Linda Marban: Thank you I look forward to seeing you soon.
Operator: Thank you. [Operator Instructions] And your next question will be from Kristen Kluska at Cantor. Please go ahead.
Rick Miller: Hello, this is Rick Miller on for Kristen. Thanks for taking our questions. We’ve got two for you here. What are you hearing from physicians and caregivers about the potential for non-ambulant DMD patients now receiving gene therapy on an accelerated basis? How confident is the space in this, especially as it relates to these cardiac issues that you were talking about?
Linda Marban: Yes, really great question. So yes, I mean, everybody is laser-focused on the implications of gene therapy for the non-ambulant. And whether, A, it will actually work, are you knocking on a closed-door, dead muscle is a dead muscle? Or are you going to really preserve what’s there? And I certainly hope for those guys with DMD, it preserves what’s there. We actually presented to FDA a comparison of deramiocel and Elevidys and its pathogenesis or delay in the pathogenesis of the disease. And we were able to show that deramiocel performs at least as well as gene therapy in year one and better than gene therapy in year two when compared with non-ambulant patients.

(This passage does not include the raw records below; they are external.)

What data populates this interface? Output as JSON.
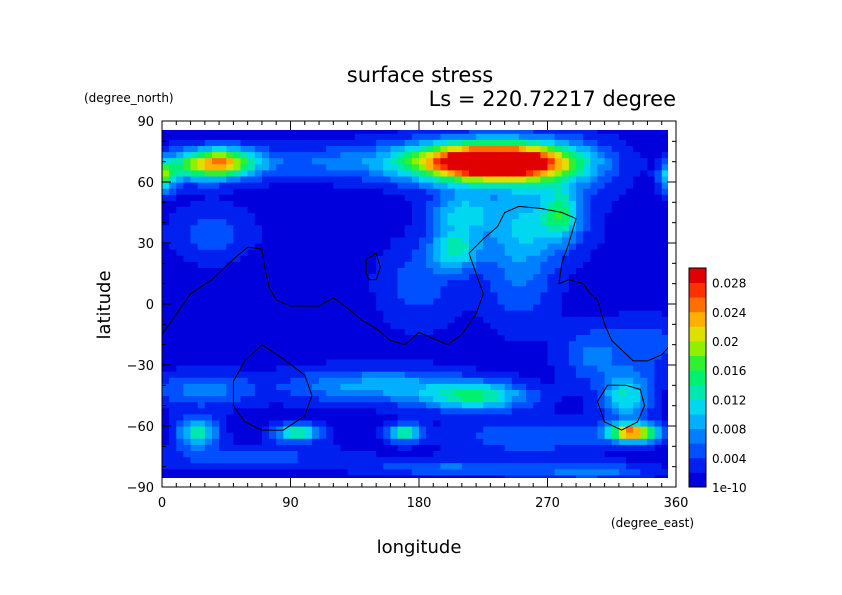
{
  "chart_data": {
    "type": "heatmap",
    "title": "surface stress",
    "subtitle": "Ls = 220.72217 degree",
    "xlabel": "longitude",
    "ylabel": "latitude",
    "x_unit": "(degree_east)",
    "y_unit": "(degree_north)",
    "xlim": [
      0,
      360
    ],
    "ylim": [
      -90,
      90
    ],
    "x_ticks": [
      0,
      90,
      180,
      270,
      360
    ],
    "x_tick_labels": [
      "0",
      "90",
      "180",
      "270",
      "360"
    ],
    "y_ticks": [
      90,
      60,
      30,
      0,
      -30,
      -60,
      -90
    ],
    "y_tick_labels": [
      "90",
      "60",
      "30",
      "0",
      "−30",
      "−60",
      "−90"
    ],
    "data_extent": {
      "lon": [
        0,
        355
      ],
      "lat": [
        -87,
        87
      ]
    },
    "colorbar": {
      "min": 0,
      "max": 0.03,
      "ticks": [
        0,
        0.004,
        0.008,
        0.012,
        0.016,
        0.02,
        0.024,
        0.028
      ],
      "tick_labels": [
        "1e-10",
        "0.004",
        "0.008",
        "0.012",
        "0.016",
        "0.02",
        "0.024",
        "0.028"
      ],
      "colors": [
        "#0000dc",
        "#0020f0",
        "#0050ff",
        "#0080ff",
        "#00b0ff",
        "#00d8f0",
        "#00e8b0",
        "#00f070",
        "#30f030",
        "#90f000",
        "#e0e000",
        "#ffb000",
        "#ff7000",
        "#ff3000",
        "#e00000"
      ]
    },
    "background_value": 0.001,
    "features": [
      {
        "lon": 40,
        "lat": 70,
        "slon": 18,
        "slat": 5,
        "value": 0.018
      },
      {
        "lon": 15,
        "lat": 67,
        "slon": 28,
        "slat": 5,
        "value": 0.008
      },
      {
        "lon": 120,
        "lat": 70,
        "slon": 50,
        "slat": 6,
        "value": 0.005
      },
      {
        "lon": 0,
        "lat": 62,
        "slon": 6,
        "slat": 5,
        "value": 0.012
      },
      {
        "lon": 358,
        "lat": 63,
        "slon": 6,
        "slat": 5,
        "value": 0.014
      },
      {
        "lon": 235,
        "lat": 70,
        "slon": 35,
        "slat": 6,
        "value": 0.027
      },
      {
        "lon": 210,
        "lat": 70,
        "slon": 35,
        "slat": 8,
        "value": 0.012
      },
      {
        "lon": 270,
        "lat": 68,
        "slon": 30,
        "slat": 10,
        "value": 0.008
      },
      {
        "lon": 210,
        "lat": 45,
        "slon": 15,
        "slat": 7,
        "value": 0.009
      },
      {
        "lon": 205,
        "lat": 27,
        "slon": 12,
        "slat": 7,
        "value": 0.011
      },
      {
        "lon": 260,
        "lat": 40,
        "slon": 25,
        "slat": 12,
        "value": 0.008
      },
      {
        "lon": 280,
        "lat": 45,
        "slon": 8,
        "slat": 8,
        "value": 0.009
      },
      {
        "lon": 250,
        "lat": 15,
        "slon": 18,
        "slat": 18,
        "value": 0.005
      },
      {
        "lon": 180,
        "lat": 10,
        "slon": 20,
        "slat": 15,
        "value": 0.004
      },
      {
        "lon": 35,
        "lat": 35,
        "slon": 20,
        "slat": 10,
        "value": 0.004
      },
      {
        "lon": 300,
        "lat": -25,
        "slon": 15,
        "slat": 10,
        "value": 0.005
      },
      {
        "lon": 340,
        "lat": -20,
        "slon": 20,
        "slat": 10,
        "value": 0.004
      },
      {
        "lon": 220,
        "lat": -45,
        "slon": 25,
        "slat": 5,
        "value": 0.013
      },
      {
        "lon": 170,
        "lat": -40,
        "slon": 30,
        "slat": 6,
        "value": 0.006
      },
      {
        "lon": 120,
        "lat": -40,
        "slon": 30,
        "slat": 6,
        "value": 0.005
      },
      {
        "lon": 30,
        "lat": -42,
        "slon": 25,
        "slat": 6,
        "value": 0.006
      },
      {
        "lon": 325,
        "lat": -45,
        "slon": 12,
        "slat": 8,
        "value": 0.011
      },
      {
        "lon": 25,
        "lat": -63,
        "slon": 10,
        "slat": 5,
        "value": 0.012
      },
      {
        "lon": 95,
        "lat": -63,
        "slon": 12,
        "slat": 3,
        "value": 0.013
      },
      {
        "lon": 170,
        "lat": -63,
        "slon": 8,
        "slat": 3,
        "value": 0.013
      },
      {
        "lon": 330,
        "lat": -63,
        "slon": 12,
        "slat": 3,
        "value": 0.024
      },
      {
        "lon": 260,
        "lat": -65,
        "slon": 40,
        "slat": 6,
        "value": 0.005
      },
      {
        "lon": 60,
        "lat": -75,
        "slon": 50,
        "slat": 4,
        "value": 0.004
      },
      {
        "lon": 200,
        "lat": -80,
        "slon": 40,
        "slat": 3,
        "value": 0.005
      },
      {
        "lon": 300,
        "lat": -82,
        "slon": 30,
        "slat": 3,
        "value": 0.006
      }
    ],
    "contours": [
      [
        [
          0,
          -15
        ],
        [
          10,
          -5
        ],
        [
          20,
          5
        ],
        [
          35,
          12
        ],
        [
          50,
          22
        ],
        [
          60,
          28
        ],
        [
          70,
          27
        ],
        [
          72,
          18
        ],
        [
          75,
          8
        ],
        [
          80,
          2
        ],
        [
          90,
          -1
        ],
        [
          110,
          -1
        ],
        [
          120,
          3
        ],
        [
          130,
          -2
        ],
        [
          140,
          -8
        ],
        [
          150,
          -12
        ],
        [
          160,
          -18
        ],
        [
          170,
          -20
        ],
        [
          180,
          -14
        ],
        [
          200,
          -20
        ],
        [
          210,
          -15
        ],
        [
          220,
          -5
        ],
        [
          225,
          5
        ],
        [
          220,
          15
        ],
        [
          215,
          25
        ],
        [
          225,
          32
        ],
        [
          235,
          38
        ],
        [
          240,
          45
        ],
        [
          250,
          48
        ],
        [
          265,
          47
        ],
        [
          280,
          45
        ],
        [
          290,
          42
        ],
        [
          285,
          30
        ],
        [
          280,
          20
        ],
        [
          278,
          10
        ],
        [
          285,
          12
        ],
        [
          295,
          10
        ],
        [
          300,
          5
        ],
        [
          305,
          2
        ],
        [
          310,
          -10
        ],
        [
          315,
          -18
        ],
        [
          330,
          -28
        ],
        [
          340,
          -28
        ],
        [
          350,
          -25
        ],
        [
          355,
          -21
        ]
      ],
      [
        [
          70,
          -20
        ],
        [
          85,
          -27
        ],
        [
          100,
          -35
        ],
        [
          105,
          -45
        ],
        [
          100,
          -55
        ],
        [
          85,
          -62
        ],
        [
          70,
          -62
        ],
        [
          58,
          -58
        ],
        [
          50,
          -50
        ],
        [
          50,
          -38
        ],
        [
          58,
          -28
        ],
        [
          70,
          -20
        ]
      ],
      [
        [
          143,
          22
        ],
        [
          150,
          25
        ],
        [
          153,
          18
        ],
        [
          150,
          12
        ],
        [
          145,
          12
        ],
        [
          143,
          15
        ],
        [
          143,
          22
        ]
      ],
      [
        [
          325,
          -40
        ],
        [
          335,
          -42
        ],
        [
          338,
          -50
        ],
        [
          333,
          -58
        ],
        [
          322,
          -62
        ],
        [
          310,
          -58
        ],
        [
          305,
          -48
        ],
        [
          312,
          -40
        ],
        [
          325,
          -40
        ]
      ]
    ]
  }
}
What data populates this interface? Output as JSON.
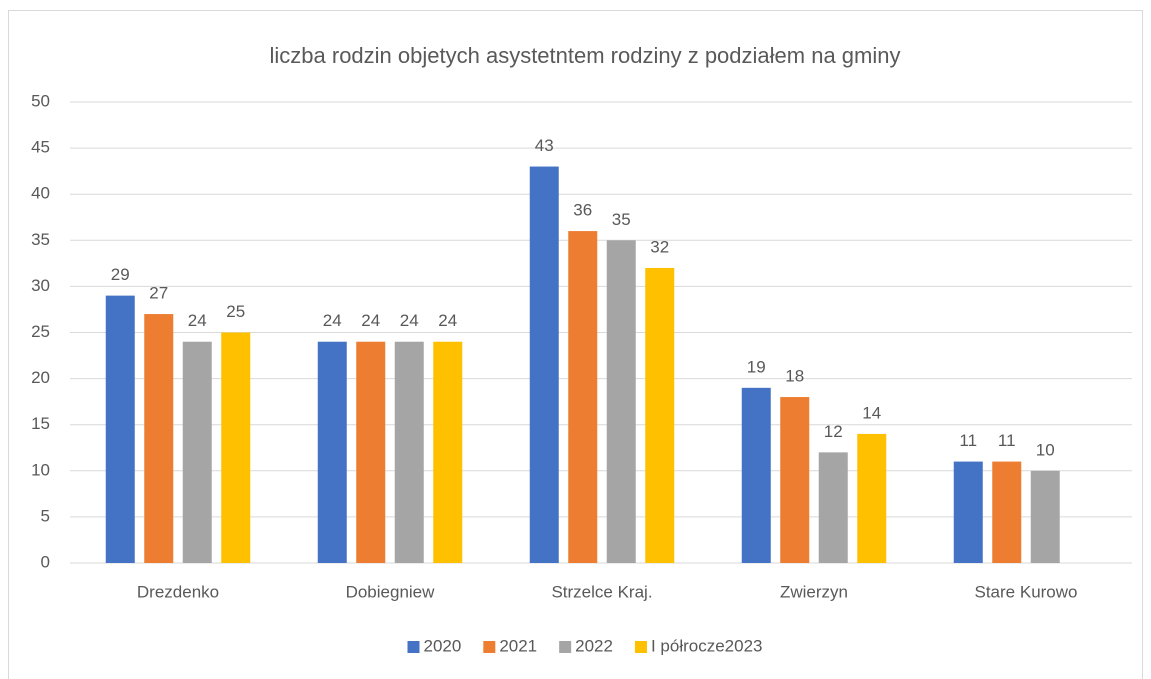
{
  "chart_data": {
    "type": "bar",
    "title": "liczba rodzin objetych asystetntem rodziny z podziałem na gminy",
    "categories": [
      "Drezdenko",
      "Dobiegniew",
      "Strzelce Kraj.",
      "Zwierzyn",
      "Stare Kurowo"
    ],
    "series": [
      {
        "name": "2020",
        "color": "#4472c4",
        "values": [
          29,
          24,
          43,
          19,
          11
        ]
      },
      {
        "name": "2021",
        "color": "#ed7d31",
        "values": [
          27,
          24,
          36,
          18,
          11
        ]
      },
      {
        "name": "2022",
        "color": "#a5a5a5",
        "values": [
          24,
          24,
          35,
          12,
          10
        ]
      },
      {
        "name": "I półrocze2023",
        "color": "#ffc000",
        "values": [
          25,
          24,
          32,
          14,
          null
        ]
      }
    ],
    "ylim": [
      0,
      50
    ],
    "yticks": [
      0,
      5,
      10,
      15,
      20,
      25,
      30,
      35,
      40,
      45,
      50
    ],
    "grid": true,
    "legend": "bottom"
  }
}
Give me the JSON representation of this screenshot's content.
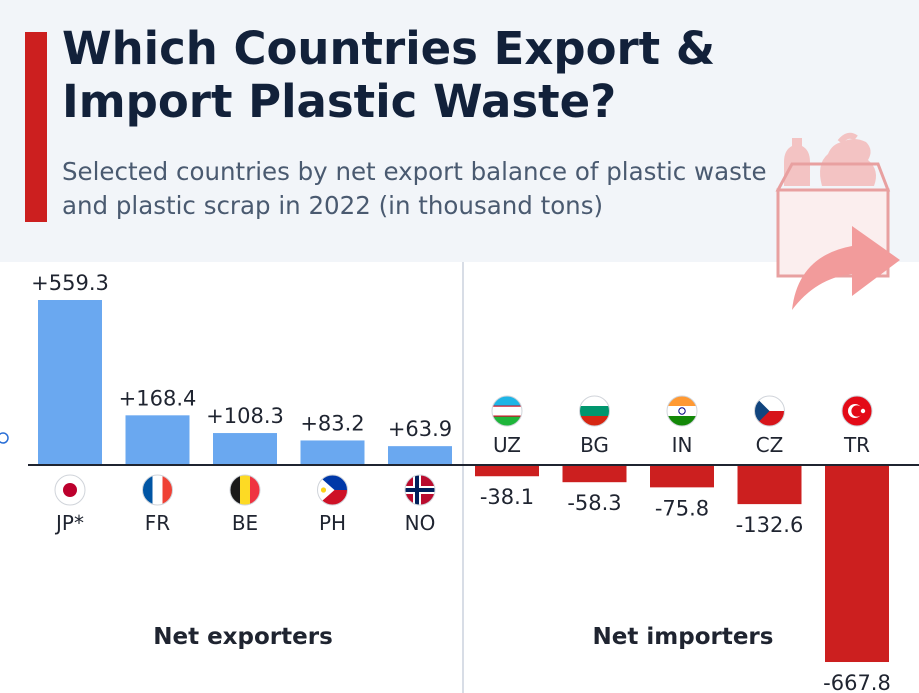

The cardiomyopathy becomes a real problem with post-gene therapy patients for multiple reasons.
One, physicians are concerned about potential inflammatory processes as part of the gene therapy and could that have negative implication on the heart. Two, if these guys are more active, is that going to put more strain on their hearts and will their hearts fill faster? And three, there seems to be sort of a correlation between gene therapy and some are worsening with the cardiomyopathy. So I think this is a great opportunity for deramiocel, which have shown preclinically that there is no negative impact of deramiocel treatment in conjunction with microdystrophin treatment. And so we believe that they will be great partners together with the gene therapy, restore the muscle, and let deramiocel protect it.
Rick Miller: Okay. Maybe just one more question then from us. Switching to Becker. Can you help us kind of frame the cardiomyopathy opportunity that you’re thinking about here? I think sometimes the field thinks sort of naively about Becker as being a less severe form of DMD. So how does the kind of cardiac burden and Becker breakdown as it relates to DMD? Is it sort of more proportional, more severe, thoughts there?
Linda Marban: Yes. Great question. And certainly, one that the KOLs, cardiologists basically laser focusing on. According to some of the key opinion leaders that we’ve talked to, we participate actively in PPMD’s cardiomyopathy meetings, which they hold once a year for both Becker and Duchenne. The Becker cardiomyopathy actually begins at about age 14, not so unsimilar or dissimilar to the Duchenne muscular dystrophy cardiomyopathy. The progression of skeletal muscle myopathy is lower. These guys end up with a pretty severe cardiomyopathy heart failure paradigm and most of them die 40s and 50s as a result of the heart disease. I think now that the whole field is becoming more aware of the cardiac dysfunction as a mediator of potential death.
It will open the door, as I mentioned in a question earlier, to treating the cardiomyopathy associated with Becker. And yes, while it’s less severe in terms of dying at 20 versus dying at 50, nobody wants to die at 50 either. So let’s keep those guys go onto.
Rick Miller: Okay. Thank you so much.
Linda Marban: Thank you so much.
Operator: Thank you. And at this time, I would like to turn the call back over to Capricor management for final thoughts.
Linda Marban: Thank you very much for attending our earnings call today, and thank you for your thoughtful questions. I look forward to updating all of you on our programs, as we continue through 2024. Have a nice evening, and we’ll talk to you soon.
Operator: Thank you. Ladies and gentlemen, this does indeed conclude your conference call for today. Once again, thank you for attending. And at this time, we do ask that you please disconnect your lines.